IV. — Quant au crédit fait à la production, — et c’est celui qui doit normalement prendre une extension croissante, — il ne saurait être gratuit : sans cela il n’existerait pas. La doctrine canonique n’a jamais fait réellement obstacle à ce que celui qui confie ses capitaux à autrui, au lieu de les faire valoir soi-même, en retire un profit équivalant à leur productivité.

Le manufacturier, qui achète des matières premières, a un avantage évident à ne les payer qu’au bout d’un certain temps, de manière à avoir, au moment du paiement, déjà revendu la marchandise fabriquée au consommateur. S’il est obligé d’acheter comptant au producteur, il faut qu’il puisse trouver à emprunter de l’argent chez un tiers. Dans l’un comme dans l’autre cas, le capital mis à sa disposition a été productif et il trouve encore avantage à avoir recouru au crédit, tout en payant plus cher la marchandise achetée à terme, ou en tenant compte d’un intérêt à son prêteur.

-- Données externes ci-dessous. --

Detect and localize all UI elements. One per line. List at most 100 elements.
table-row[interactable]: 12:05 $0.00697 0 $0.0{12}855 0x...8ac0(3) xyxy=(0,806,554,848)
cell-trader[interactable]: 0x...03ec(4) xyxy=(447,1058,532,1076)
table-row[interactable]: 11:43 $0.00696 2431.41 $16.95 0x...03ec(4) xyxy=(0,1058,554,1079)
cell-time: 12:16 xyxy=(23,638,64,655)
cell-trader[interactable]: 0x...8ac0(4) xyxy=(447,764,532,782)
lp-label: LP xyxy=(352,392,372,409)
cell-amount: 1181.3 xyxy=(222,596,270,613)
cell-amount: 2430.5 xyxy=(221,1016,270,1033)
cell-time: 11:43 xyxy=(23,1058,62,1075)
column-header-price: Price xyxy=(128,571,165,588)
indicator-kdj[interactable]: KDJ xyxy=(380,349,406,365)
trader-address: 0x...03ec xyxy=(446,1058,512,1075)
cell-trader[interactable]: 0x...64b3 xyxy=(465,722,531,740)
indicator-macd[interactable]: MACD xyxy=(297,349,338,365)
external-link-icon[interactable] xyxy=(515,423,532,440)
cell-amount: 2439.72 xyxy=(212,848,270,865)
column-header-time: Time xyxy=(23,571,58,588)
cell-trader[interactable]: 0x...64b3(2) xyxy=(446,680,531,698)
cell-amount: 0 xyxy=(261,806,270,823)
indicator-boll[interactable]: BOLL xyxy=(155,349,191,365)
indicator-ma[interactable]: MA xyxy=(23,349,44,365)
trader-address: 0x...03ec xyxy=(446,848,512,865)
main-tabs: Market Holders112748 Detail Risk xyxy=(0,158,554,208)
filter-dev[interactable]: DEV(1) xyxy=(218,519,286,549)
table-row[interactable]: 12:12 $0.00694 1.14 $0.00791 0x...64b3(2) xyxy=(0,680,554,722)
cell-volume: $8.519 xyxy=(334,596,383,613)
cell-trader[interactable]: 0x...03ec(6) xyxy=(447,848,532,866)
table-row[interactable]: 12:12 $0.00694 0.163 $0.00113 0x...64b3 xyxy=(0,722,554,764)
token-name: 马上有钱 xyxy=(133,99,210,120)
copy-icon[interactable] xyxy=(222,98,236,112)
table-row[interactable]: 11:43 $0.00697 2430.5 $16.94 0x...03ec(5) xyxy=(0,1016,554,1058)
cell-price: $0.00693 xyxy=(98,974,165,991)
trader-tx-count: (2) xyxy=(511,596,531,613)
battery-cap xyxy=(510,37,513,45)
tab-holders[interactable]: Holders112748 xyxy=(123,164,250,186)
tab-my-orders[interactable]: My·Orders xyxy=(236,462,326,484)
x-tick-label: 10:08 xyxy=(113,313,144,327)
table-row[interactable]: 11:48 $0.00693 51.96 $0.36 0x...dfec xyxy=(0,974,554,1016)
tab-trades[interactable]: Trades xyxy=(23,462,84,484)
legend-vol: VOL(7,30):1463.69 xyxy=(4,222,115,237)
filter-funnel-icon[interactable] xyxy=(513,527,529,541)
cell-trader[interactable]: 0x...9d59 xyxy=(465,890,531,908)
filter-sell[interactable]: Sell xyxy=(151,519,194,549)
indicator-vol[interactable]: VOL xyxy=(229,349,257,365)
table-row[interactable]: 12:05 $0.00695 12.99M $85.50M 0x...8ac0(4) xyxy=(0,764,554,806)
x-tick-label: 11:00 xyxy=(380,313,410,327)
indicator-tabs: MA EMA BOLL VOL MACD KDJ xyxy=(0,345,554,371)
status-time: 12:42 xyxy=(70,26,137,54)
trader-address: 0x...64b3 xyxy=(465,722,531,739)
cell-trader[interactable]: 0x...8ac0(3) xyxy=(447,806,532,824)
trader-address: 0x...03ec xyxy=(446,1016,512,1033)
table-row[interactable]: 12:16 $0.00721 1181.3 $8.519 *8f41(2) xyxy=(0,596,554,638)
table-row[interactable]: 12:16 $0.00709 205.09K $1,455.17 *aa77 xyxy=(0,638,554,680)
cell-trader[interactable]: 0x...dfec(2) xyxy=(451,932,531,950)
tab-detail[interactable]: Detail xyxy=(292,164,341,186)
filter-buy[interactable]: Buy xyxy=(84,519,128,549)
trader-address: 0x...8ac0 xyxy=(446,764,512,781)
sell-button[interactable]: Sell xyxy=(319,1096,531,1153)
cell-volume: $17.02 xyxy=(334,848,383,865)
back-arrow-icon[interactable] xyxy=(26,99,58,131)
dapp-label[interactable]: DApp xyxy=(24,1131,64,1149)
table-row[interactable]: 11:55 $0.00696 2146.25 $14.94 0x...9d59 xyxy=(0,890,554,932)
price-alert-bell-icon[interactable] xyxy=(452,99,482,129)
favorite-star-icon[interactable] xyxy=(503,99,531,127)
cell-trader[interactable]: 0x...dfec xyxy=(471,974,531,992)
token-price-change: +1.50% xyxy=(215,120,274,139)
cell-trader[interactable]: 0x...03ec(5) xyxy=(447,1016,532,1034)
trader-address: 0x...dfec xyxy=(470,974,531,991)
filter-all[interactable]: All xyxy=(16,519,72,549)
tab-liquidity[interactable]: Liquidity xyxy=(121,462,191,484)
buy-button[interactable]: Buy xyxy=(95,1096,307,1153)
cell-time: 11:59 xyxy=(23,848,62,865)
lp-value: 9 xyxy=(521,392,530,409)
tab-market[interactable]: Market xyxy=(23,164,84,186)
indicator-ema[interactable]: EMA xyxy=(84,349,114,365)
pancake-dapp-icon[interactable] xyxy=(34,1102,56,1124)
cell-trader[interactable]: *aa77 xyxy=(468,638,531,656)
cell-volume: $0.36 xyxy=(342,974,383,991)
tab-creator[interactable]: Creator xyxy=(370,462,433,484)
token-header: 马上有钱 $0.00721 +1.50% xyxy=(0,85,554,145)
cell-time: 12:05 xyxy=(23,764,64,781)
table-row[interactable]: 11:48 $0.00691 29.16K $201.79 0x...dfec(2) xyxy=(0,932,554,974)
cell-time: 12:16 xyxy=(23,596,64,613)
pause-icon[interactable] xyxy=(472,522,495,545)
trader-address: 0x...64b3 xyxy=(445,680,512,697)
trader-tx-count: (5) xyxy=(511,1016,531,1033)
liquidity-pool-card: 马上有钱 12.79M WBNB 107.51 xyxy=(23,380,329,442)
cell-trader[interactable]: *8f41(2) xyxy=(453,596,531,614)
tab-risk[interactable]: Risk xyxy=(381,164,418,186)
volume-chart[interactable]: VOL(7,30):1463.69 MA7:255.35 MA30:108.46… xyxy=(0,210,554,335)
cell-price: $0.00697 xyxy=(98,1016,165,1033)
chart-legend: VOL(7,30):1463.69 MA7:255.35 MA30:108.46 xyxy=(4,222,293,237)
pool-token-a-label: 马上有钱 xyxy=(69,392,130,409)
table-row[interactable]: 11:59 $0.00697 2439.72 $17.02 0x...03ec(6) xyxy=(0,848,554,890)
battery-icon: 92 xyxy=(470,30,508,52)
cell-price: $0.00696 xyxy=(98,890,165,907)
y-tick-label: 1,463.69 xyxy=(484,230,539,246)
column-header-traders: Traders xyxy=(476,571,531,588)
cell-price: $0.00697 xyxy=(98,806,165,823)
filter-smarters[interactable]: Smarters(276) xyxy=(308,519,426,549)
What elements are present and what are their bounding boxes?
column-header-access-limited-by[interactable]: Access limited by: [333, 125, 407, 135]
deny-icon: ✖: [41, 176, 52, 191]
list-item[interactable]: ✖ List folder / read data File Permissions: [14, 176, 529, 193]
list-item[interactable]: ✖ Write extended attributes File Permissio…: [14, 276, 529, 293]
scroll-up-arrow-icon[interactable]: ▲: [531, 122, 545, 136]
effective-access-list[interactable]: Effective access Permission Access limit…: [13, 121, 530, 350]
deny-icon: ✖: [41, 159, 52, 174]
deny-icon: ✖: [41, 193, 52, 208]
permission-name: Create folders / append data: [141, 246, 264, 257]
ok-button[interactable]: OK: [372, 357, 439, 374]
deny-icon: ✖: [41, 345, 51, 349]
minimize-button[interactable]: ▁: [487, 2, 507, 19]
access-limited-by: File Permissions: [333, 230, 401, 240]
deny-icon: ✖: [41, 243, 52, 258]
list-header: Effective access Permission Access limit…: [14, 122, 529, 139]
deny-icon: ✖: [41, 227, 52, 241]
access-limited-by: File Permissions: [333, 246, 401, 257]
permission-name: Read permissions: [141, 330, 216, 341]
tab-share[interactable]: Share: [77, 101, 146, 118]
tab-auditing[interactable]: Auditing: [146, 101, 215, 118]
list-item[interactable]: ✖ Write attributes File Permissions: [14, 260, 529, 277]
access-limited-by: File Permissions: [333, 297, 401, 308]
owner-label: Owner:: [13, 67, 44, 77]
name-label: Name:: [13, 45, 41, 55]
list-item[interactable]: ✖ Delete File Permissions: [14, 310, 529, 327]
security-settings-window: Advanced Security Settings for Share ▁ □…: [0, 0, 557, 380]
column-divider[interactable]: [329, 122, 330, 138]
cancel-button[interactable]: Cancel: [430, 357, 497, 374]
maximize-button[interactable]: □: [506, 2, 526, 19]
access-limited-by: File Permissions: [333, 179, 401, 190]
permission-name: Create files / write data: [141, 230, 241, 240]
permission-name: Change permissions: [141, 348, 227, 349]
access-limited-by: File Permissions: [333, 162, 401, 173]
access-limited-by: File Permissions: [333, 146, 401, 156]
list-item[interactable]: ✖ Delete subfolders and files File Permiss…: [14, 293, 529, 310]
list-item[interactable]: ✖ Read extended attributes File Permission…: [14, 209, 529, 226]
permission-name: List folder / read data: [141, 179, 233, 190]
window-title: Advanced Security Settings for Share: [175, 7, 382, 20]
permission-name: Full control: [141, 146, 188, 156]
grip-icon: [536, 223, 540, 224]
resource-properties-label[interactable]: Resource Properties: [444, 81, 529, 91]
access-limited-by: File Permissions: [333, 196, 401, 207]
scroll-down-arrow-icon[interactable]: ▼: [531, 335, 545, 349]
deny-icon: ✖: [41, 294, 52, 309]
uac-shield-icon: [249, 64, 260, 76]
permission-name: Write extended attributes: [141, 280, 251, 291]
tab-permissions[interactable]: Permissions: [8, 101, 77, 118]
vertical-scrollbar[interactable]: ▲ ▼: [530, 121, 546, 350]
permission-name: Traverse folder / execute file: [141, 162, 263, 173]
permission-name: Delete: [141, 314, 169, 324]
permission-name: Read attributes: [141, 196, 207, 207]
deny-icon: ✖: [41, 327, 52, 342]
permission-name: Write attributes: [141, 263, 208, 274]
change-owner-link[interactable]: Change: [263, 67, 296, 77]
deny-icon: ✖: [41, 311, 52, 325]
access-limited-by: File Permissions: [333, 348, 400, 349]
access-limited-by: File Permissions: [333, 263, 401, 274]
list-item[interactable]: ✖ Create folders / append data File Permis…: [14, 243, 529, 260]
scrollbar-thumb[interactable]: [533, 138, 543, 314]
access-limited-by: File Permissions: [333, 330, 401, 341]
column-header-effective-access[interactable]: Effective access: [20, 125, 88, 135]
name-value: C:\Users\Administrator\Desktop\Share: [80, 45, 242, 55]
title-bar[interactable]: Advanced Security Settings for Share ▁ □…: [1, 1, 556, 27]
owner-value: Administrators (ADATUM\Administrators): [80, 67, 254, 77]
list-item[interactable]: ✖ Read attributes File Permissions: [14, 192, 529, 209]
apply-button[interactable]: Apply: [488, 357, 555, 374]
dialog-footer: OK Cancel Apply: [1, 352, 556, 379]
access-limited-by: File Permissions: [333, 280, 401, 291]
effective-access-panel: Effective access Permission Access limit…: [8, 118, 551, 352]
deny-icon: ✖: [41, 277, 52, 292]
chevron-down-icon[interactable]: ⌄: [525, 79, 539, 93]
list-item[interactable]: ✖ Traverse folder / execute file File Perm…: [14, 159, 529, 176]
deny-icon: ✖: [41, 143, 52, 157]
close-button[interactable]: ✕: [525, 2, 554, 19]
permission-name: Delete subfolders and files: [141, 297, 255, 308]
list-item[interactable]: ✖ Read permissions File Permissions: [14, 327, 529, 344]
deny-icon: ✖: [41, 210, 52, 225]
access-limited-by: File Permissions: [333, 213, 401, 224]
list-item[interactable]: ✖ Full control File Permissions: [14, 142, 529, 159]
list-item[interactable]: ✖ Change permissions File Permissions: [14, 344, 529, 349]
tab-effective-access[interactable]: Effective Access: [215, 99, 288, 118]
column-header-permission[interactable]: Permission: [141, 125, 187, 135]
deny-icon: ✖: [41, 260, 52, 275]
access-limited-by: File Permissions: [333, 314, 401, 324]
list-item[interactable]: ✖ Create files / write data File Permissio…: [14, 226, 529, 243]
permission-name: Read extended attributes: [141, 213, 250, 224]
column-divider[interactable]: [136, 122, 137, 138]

  1. Il est très important au point de vue doctrinal de s’en tenir, pour justifier la perception de l’intérêt, aux titres du droit canonique :periculum sortis, damnum emergens, lucrum cessans, parce que il en découle l’obligation de conscience pour le prêteur de ne pas élever l’intérêt au delà du taux moyen de la productivité du capital et du péril de non-remboursement que peut comporter l’affaire. L’idée de Bentham, de Hume, de Turgot, de Bastiat, que le service rendu est la cause de la perception de l’intérêt, amènerait à justifier toutes les spéculations sur les passions ou sur la position embarrassée de tel ou tel emprunteur. La réglementation la plus conforme à la doctrine canonique et aux données de la science est celle de la loi allemande du 24 mai 1880 : « Celui qui, en exploitant la situation pénible, la légèreté ou l’inexpérience d’autrui, à l’occasion d’un prêt ou d’un ajournement de dette, se sera fait promettre ou accorder, soit directement, soit indirectement, des avantages dépassant le taux habituel des prêts d’argent ou d’après les circonstances en disproportion évidente avec la pratique usuelle, sera condamné comme usurier… » V. dans le même sens la belle Etude sur le prêt à intérêt de M. Baugas, professeur à l’université d’Angers (Paris, A. Rousseau, 1888), pp. 49, 224 et passim.